What does Cascara taste like?

Brewed as an infusion, cascara has been described as fruity, herbaceous, and hibiscus-y in aroma and flavor. Eaten like a dried fruit, it’s evoked raisins, apricots, and dried cranberries.

Is Cascara caffeinated?

Yes, cascara contains caffeine just like the seed of the coffee plant itself, but how much you get will depend on how you consume it. Some have measured a cup of cascara tea to be roughly a quarter of the caffeine content of a cup of brewed coffee, but this is only an approximation.

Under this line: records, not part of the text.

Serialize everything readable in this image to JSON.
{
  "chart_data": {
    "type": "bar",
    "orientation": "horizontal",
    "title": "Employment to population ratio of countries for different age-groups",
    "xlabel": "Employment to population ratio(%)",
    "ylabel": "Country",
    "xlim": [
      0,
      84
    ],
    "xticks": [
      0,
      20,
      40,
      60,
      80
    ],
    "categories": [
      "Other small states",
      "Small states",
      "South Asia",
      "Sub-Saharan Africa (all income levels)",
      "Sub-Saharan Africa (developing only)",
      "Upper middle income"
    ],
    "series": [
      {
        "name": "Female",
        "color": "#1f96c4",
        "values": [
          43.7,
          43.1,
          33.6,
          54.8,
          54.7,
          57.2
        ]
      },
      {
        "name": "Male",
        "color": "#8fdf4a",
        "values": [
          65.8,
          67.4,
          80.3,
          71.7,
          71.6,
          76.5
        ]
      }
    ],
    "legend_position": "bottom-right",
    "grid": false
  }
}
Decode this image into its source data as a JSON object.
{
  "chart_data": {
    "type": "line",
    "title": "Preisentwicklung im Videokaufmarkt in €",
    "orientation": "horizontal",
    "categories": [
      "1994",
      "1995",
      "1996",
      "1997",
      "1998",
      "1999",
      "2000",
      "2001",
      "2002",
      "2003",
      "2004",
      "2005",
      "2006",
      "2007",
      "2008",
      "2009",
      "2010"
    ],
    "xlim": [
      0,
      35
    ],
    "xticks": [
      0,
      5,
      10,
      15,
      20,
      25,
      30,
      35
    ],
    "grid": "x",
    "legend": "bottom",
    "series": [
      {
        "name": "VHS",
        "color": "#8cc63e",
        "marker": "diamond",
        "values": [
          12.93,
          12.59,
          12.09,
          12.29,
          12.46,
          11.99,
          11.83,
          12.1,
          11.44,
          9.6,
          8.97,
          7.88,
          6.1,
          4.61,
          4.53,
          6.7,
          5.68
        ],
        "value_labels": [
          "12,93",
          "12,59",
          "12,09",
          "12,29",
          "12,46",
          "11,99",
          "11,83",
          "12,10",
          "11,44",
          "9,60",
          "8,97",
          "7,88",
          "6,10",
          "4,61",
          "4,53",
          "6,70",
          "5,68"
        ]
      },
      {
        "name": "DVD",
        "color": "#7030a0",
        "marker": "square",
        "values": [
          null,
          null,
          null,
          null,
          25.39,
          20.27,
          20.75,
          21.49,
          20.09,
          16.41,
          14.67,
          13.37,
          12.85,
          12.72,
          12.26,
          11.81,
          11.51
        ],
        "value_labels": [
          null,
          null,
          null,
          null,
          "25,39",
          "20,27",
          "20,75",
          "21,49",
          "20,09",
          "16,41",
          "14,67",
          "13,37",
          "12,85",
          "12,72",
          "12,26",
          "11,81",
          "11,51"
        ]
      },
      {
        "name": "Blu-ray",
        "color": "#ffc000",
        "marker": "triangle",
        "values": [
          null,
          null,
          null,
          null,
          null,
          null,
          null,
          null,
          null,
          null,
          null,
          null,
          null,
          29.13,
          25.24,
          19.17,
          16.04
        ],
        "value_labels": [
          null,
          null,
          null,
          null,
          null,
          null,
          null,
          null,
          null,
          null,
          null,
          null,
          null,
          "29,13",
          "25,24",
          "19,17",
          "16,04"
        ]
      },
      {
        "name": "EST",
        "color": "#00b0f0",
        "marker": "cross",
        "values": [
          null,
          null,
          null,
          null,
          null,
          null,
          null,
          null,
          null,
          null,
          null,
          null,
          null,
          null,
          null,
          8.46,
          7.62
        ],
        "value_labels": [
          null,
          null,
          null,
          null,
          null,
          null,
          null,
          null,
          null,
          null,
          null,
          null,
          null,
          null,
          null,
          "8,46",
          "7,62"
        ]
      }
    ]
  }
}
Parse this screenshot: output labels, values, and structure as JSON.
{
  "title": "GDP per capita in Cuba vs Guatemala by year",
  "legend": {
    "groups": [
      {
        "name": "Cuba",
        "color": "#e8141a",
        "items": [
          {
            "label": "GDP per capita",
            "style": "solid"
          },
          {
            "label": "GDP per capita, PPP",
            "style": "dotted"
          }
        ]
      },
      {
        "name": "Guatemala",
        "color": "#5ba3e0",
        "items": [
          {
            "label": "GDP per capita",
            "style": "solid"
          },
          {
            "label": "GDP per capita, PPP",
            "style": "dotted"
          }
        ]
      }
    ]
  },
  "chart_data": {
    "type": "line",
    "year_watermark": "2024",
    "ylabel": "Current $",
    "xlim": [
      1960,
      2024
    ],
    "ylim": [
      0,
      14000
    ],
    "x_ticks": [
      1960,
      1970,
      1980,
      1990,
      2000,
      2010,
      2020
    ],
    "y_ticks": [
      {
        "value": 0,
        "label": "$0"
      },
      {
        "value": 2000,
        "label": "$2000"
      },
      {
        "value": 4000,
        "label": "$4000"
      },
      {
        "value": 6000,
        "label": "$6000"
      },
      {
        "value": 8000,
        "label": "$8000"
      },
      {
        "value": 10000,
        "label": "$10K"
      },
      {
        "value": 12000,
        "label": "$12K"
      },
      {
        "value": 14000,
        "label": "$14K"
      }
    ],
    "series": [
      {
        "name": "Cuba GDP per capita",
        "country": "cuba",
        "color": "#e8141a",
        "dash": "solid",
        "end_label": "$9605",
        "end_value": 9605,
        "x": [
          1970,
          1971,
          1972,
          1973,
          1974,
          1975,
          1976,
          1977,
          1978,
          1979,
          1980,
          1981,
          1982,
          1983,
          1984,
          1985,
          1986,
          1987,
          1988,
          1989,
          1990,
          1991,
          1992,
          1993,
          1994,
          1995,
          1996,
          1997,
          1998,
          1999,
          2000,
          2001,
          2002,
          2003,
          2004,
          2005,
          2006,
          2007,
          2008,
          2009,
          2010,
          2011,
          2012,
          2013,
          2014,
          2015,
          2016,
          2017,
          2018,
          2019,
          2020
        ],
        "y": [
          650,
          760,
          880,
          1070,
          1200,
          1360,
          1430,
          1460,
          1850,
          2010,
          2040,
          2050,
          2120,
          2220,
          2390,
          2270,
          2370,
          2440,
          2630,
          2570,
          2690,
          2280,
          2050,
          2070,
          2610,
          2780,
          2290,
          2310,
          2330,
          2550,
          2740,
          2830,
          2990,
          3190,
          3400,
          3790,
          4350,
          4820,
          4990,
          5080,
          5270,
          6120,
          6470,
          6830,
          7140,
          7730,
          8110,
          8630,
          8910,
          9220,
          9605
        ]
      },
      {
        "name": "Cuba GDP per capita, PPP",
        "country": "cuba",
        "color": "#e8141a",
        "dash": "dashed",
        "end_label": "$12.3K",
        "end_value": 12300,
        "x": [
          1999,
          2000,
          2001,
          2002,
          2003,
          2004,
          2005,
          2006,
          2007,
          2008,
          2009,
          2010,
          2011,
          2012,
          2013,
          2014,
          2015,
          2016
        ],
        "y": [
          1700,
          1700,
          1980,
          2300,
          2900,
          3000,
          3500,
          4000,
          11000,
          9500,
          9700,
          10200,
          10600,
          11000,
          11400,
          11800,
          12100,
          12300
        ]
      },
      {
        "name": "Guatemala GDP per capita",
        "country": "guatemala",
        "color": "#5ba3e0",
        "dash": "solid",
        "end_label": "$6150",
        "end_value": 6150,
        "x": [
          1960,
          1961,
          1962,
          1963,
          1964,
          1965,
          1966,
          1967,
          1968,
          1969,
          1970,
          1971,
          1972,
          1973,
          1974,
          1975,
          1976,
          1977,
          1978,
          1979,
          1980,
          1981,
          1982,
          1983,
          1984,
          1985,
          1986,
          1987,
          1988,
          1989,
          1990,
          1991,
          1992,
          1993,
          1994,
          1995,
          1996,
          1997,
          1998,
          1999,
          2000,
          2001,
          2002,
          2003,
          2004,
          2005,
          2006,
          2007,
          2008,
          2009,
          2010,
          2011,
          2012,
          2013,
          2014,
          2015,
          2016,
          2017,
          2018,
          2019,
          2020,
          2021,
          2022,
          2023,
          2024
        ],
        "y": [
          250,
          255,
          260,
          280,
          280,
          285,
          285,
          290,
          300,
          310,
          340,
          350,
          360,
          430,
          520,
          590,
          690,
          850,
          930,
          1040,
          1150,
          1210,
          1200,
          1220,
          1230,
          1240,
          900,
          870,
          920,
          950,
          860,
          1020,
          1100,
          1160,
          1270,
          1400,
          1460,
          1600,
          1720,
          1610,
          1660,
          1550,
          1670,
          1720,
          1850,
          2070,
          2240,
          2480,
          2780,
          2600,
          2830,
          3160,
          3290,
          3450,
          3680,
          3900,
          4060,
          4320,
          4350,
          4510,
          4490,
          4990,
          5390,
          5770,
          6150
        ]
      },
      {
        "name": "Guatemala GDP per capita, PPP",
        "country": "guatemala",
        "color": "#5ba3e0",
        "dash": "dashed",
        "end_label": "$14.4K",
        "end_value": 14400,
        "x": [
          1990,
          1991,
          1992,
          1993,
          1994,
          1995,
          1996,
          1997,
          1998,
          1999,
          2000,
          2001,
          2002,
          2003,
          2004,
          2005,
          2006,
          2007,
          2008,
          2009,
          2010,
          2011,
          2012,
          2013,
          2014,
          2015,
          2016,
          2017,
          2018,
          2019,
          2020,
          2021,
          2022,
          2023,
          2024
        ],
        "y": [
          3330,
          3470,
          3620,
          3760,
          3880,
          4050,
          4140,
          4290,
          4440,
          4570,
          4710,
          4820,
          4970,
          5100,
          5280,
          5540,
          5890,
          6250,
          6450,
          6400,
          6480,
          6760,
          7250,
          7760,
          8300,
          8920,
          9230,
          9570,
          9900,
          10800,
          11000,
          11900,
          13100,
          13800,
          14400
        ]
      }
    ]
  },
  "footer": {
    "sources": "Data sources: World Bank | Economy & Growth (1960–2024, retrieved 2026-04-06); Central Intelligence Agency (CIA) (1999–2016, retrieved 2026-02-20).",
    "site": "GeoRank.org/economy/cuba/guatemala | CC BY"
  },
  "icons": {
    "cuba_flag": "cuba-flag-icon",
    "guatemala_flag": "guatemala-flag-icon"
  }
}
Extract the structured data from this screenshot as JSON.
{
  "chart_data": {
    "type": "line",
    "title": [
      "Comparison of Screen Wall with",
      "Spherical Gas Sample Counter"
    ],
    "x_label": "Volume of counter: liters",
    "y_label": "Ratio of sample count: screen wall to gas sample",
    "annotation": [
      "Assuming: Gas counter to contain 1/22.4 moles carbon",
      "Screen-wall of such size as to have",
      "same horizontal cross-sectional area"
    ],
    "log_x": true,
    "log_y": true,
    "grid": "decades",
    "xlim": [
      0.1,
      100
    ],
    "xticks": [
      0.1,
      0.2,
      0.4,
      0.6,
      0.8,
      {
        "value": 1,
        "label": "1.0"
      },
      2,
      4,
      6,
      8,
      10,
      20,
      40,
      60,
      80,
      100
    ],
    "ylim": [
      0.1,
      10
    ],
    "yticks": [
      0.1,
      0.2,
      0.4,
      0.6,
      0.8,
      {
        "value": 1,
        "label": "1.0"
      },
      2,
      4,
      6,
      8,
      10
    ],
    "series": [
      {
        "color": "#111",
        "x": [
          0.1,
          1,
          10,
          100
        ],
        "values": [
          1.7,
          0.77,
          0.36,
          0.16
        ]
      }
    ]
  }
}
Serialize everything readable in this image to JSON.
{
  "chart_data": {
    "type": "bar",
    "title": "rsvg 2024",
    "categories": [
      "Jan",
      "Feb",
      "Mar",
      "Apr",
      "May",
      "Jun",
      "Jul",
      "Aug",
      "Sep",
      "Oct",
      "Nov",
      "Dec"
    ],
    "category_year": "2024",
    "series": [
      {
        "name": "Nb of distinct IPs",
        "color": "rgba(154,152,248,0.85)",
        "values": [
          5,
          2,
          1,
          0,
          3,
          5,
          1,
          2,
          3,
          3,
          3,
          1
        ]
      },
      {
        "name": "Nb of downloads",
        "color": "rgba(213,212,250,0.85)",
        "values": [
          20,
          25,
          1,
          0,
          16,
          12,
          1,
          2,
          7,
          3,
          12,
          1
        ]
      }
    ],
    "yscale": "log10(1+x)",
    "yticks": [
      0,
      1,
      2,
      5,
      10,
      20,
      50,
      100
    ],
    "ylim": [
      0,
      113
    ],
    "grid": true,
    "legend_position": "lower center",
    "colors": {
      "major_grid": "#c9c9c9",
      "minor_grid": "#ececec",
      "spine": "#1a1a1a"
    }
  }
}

What is done with Cascara if we don’t consume it?

Proponents (typically marketers) of cascara have banged the zero-waste drum quite loudly when it comes to rescuing this coffee byproduct. However, discarded coffee cherry is still a biological product which can be composted and used to nutrify crops as fertilizer. The amount of actual waste resulting from “leftover” cascara would have to be evaluated on a farm by farm, mill by mill basis, to get a clear picture on how much genuine waste occurs if cascara is not reclaimed.

Cascara Currant Sourdough Cascara Tea

Is Cascara banned in Europe?

No! And it never *really* was. There was significant confusion back in 2017, as several news outlets (including Sprudge) reported on the impending enforcement of an obscure 1997 EU law regarding “novel foods.” For a time, it appears that sales and consumption of cascara in Europe operated in a sort of “grey area”—neither legal nor illegal. A 2021 update to the law has paved the way to the legal consumption and sale of cascara across Europe.

Is Cascara expensive?

Cascara prices vary, but Verve Coffee Roasters sells a high-quality cascara from Costa Rica’s Helsar de Zarcero mill for $15.00 for 90 grams of cascara. This mill is noted in the coffee industry for producing clean, food-grade cascara with a great reputation. Cascara these days is quite widely available, so if you haven’t tried it—give it a whirl. Or a steep. Or a munch.